Georg Kerschensteiner ( Georg Michael Anton Kerschensteiner ; born July 29, 1854 in Munich ; † January 15, 1932 ibid) was a German pedagogue , high school teacher for mathematics and physics and founder of the industrial school . Above all , he contributed essential ideas to the development of the German elementary school and vocational school .

Life

Kerschensteiner's parents were the impoverished merchant couple Anton and Katharina Kerschensteiner. From the age of six he attended the Heiliggeist parish school in Munich. He was arrested for gang theft when he was eight. In 1866, at the age of twelve, the preparatory school and royal training seminar followed , and from 1871 to 1873 he worked as a village school assistant in Forstinning and Lechhausen . In 1874 Kerschensteiner left school at his own request and took private lessons, attended the last two classes of a grammar school and earned his living by taking music lessons. From 1877 to 1880 he studied mathematics and physics at the Technical University of Munich , from 1880 to 1883 at the Ludwig Maximilians University with a final doctorate under Philipp Ludwig von Seidel . The topic of his dissertation was: On the criteria for the singularities of rational curves of the fourth order .

From 1883 Kerschensteiner was a grammar school assistant for mathematics and physics at the Melanchthon grammar school in Nuremberg, from 1885 mathematics teacher at the municipal commercial school, from 1890 grammar school teacher for mathematics and physics at the Gustav Adolf grammar school in Schweinfurt, and from 1893 at the Ludwig grammar school in Munich. In 1895 he was elected to the school council of Munich.

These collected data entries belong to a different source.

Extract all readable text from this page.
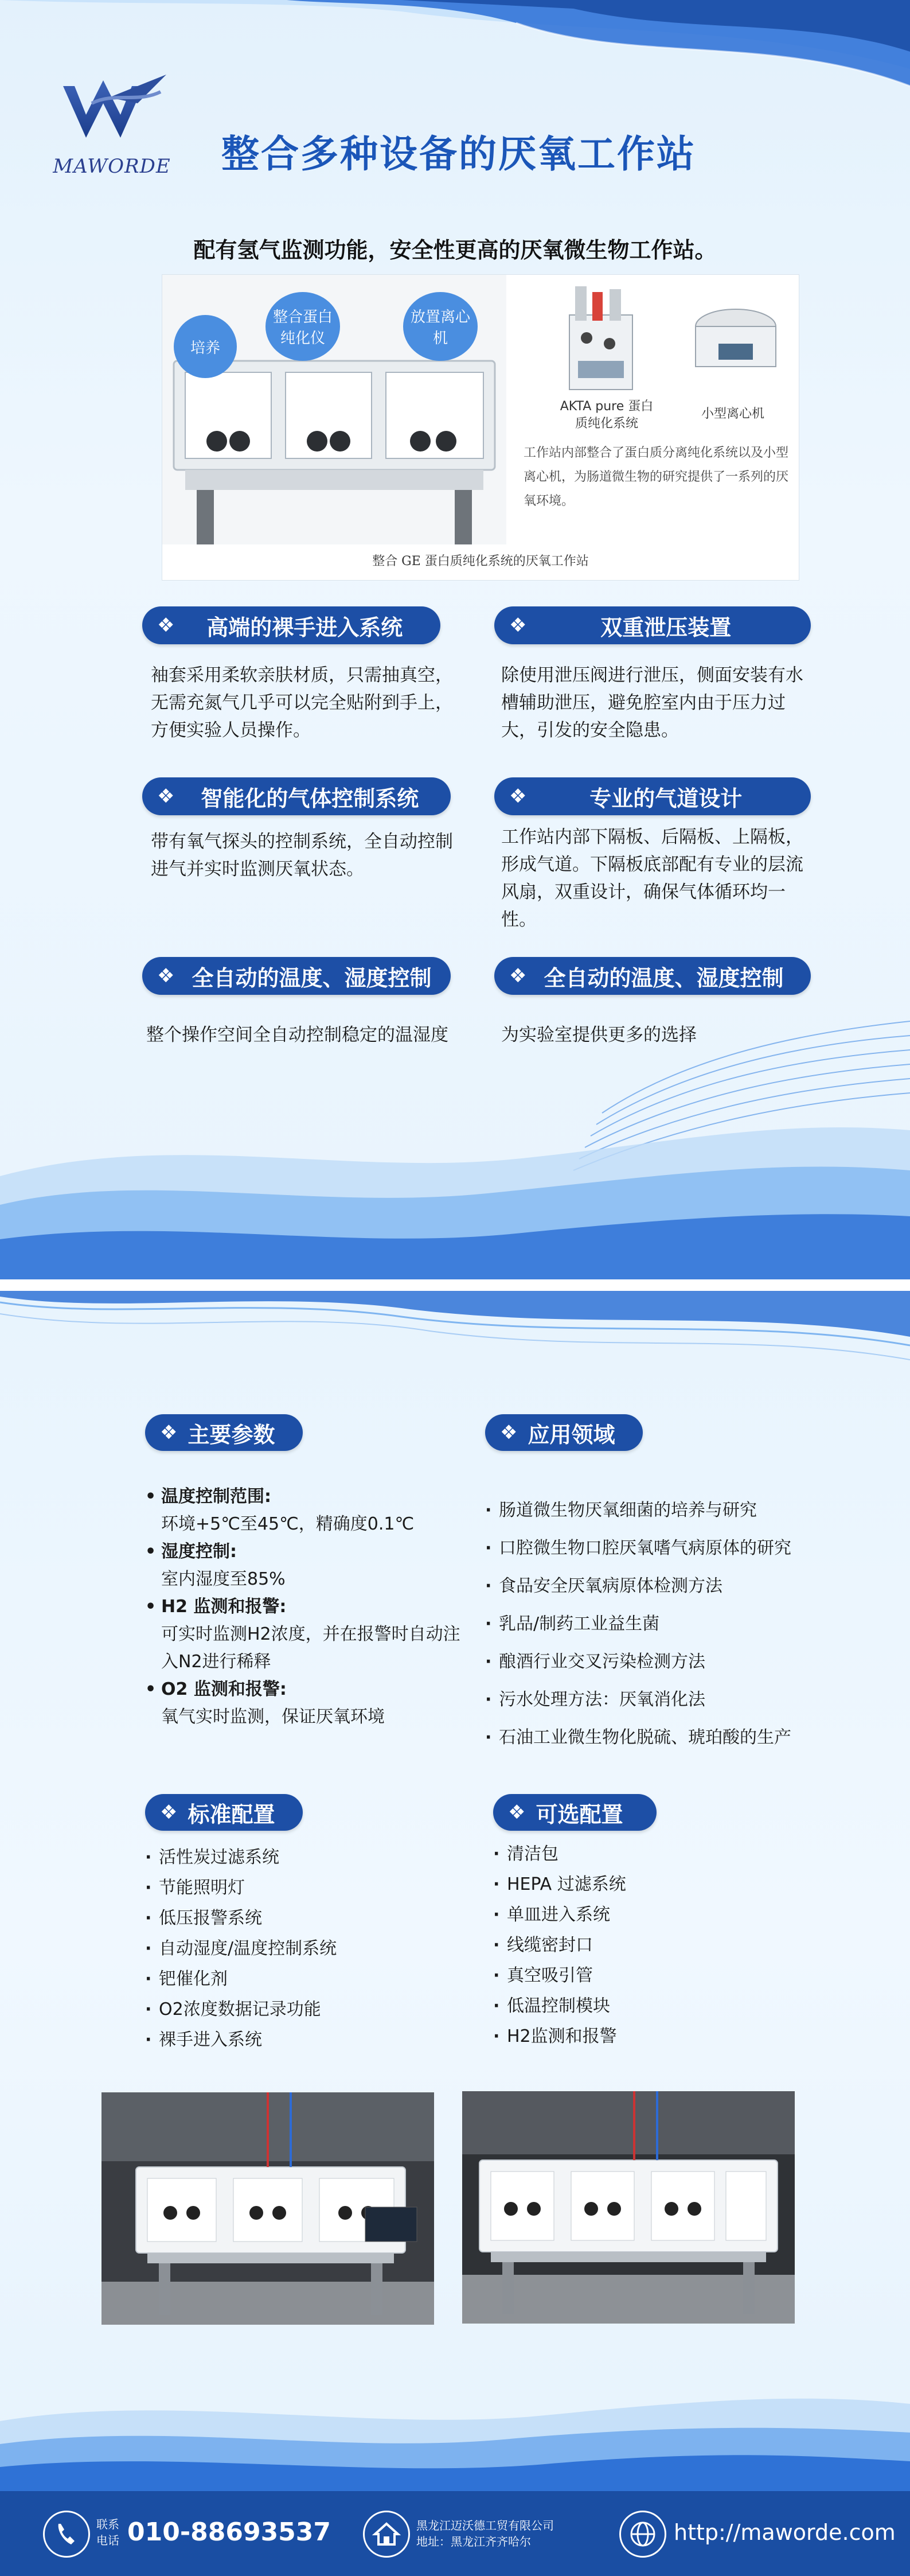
MAWORDE	整合多种设备的厌氧工作站
配有氢气监测功能，安全性更高的厌氧微生物工作站。
培养
整合蛋白纯化仪
放置离心机
AKTA pure 蛋白质纯化系统
小型离心机
工作站内部整合了蛋白质分离纯化系统以及小型离心机，为肠道微生物的研究提供了一系列的厌氧环境。
整合 GE 蛋白质纯化系统的厌氧工作站
❖	高端的裸手进入系统
袖套采用柔软亲肤材质，只需抽真空，无需充氮气几乎可以完全贴附到手上，方便实验人员操作。
❖	双重泄压装置
除使用泄压阀进行泄压，侧面安装有水槽辅助泄压，避免腔室内由于压力过大，引发的安全隐患。
❖	智能化的气体控制系统
带有氧气探头的控制系统，全自动控制进气并实时监测厌氧状态。
❖	专业的气道设计
工作站内部下隔板、后隔板、上隔板，形成气道。下隔板底部配有专业的层流风扇，双重设计，确保气体循环均一性。
❖ 全自动的温度、湿度控制
整个操作空间全自动控制稳定的温湿度
❖ 全自动的温度、湿度控制
为实验室提供更多的选择
❖ 主要参数
• 温度控制范围:
环境+5℃至45℃，精确度0.1℃
• 湿度控制:
室内湿度至85%
• H2 监测和报警:
可实时监测H2浓度，并在报警时自动注入N2进行稀释
• O2 监测和报警:
氧气实时监测，保证厌氧环境
❖ 应用领域
· 肠道微生物厌氧细菌的培养与研究
· 口腔微生物口腔厌氧嗜气病原体的研究
· 食品安全厌氧病原体检测方法
· 乳品/制药工业益生菌
· 酿酒行业交叉污染检测方法
· 污水处理方法：厌氧消化法
· 石油工业微生物化脱硫、琥珀酸的生产
❖ 标准配置
· 活性炭过滤系统
· 节能照明灯
· 低压报警系统
· 自动湿度/温度控制系统
· 钯催化剂
· O2浓度数据记录功能
· 裸手进入系统
❖ 可选配置
· 清洁包
· HEPA 过滤系统
· 单皿进入系统
· 线缆密封口
· 真空吸引管
· 低温控制模块
· H2监测和报警
联系
电话 010-88693537	黑龙江迈沃德工贸有限公司
地址：黑龙江齐齐哈尔	http://maworde.com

In this function, he headed the board of trustees for the establishment of the Munich Commercial College as chairman in 1910 . In 1918 he resigned as a school councilor and became an honorary professor in Munich.

Reform pedagogue

The election to the city school board in Munich in 1895 directed him to the reform of the elementary school curriculum , z. B. with the establishment of an eighth year of compulsory schooling. Work classes and work schools were set up in 1900 , forerunners of today's vocational schools. Shortly afterwards, the labor schools were equipped with workshops and a school garden . The occupational education established himself as a term for today as action orientation again taken up a teaching principle .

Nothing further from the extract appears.